Better Together: Inside the Seattle Cancer Care Alliance

SEATTLE -- The way we treat cancer is changing. In fact, medicine is advancing faster than most of us realize.

And the exciting part is it's happening right here in our own backyard.

Today, we're taking you inside the Seattle Cancer Care Alliance, where the mission is simple -- Better Together.



As the world rushes by along a busy Interstate 5 in Seattle, doctors inside Seattle Cancer Care Alliance are hard at work, changing lives.

Just ask Anita Mitchell.

"All of a sudden you have cancer and you find out it's the last stage," she said.

At 41, Anita was diagnosed with Stage 4 colon cancer.

"I had to raise my kids, I had to be there for my kids," Anita said.

"We have better tests and more effective chemotherapy," said Dr. Alessandro Fichera. "We have new surgical ways to address these diseases."

Ten years after her diagnosis, Anita is now cancer free.

Brock Gates has a similar story.

"They tell me I have leukemia, immediately it was shock. And I had this flash of like, I'm going to die," Brock said.

In 2015, Brock was diagnosed with acute lymphoblastic leukemia -- a disease that normally affects kids and the elderly.

Doctors at Seattle Cancer Care Alliance opted for a more aggressive treatment and now, two years later, Brock is in remission.

"It makes life real, it makes colors more vibrant," he said. "It makes food taste better when you are faced with the alternate reality."

And pushing boundaries is what Seattle Cancer Care Alliance is known for.

"There are many cures we have access to that are only available here, that aren't in other places," said Dr. Filippo Milano.

Milano is part of the team at SCCA. Formed in 2001, Seattle Cancer Care Alliance is a network of care combining the skills, research and expertise from three of the leading medical facilities in the world -- Fred Hutch, Seattle Children's and UW Medicine.

The mission is 'better together.'

"We can do the most amazing science across the street, but if you don't know how to treat the patients, if you don't know to take care of the patients, the results are not going to be good," Milano said.

"The nurses, pharmacists, really they are the key, the actors behind the scene that makes this happen," he said.

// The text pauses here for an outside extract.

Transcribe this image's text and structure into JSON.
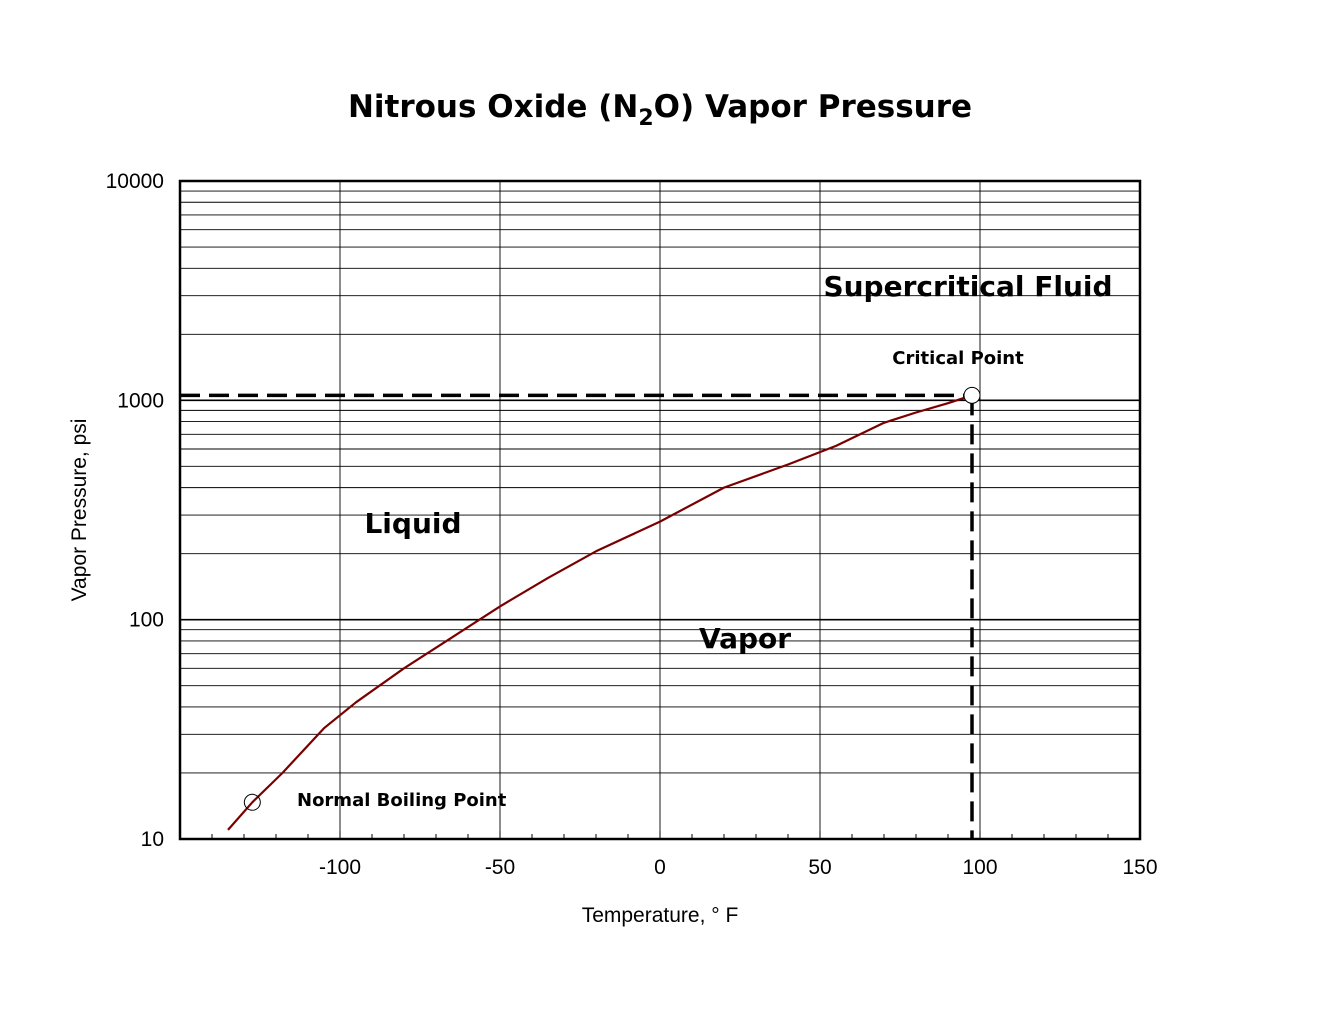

The work at SCCA isn't limited to just Seattle. It's a partnership of care extending to a five-state region that includes Alaska, Montana, Idaho, Hawaii and Washington.

In the lab, doctors and researchers are pushing boundaries and thinking outside the box.

In 2015, there were more than 200 clinical trials, fighting 48 different types of cancer. And the results are promising.

Are we getting closer to finding a cure?

"The answer is yes, we are getting closer," Milano said.

"We are making cancer to become a chronic disease like diabetes and hypertension," he added.

That's giving people like Anita hope that by changing how cancer is treated, more people like her will be around to tell their stories.

"I want everyone to have the best opportunity to beat their disease, that's what you need," Anita said.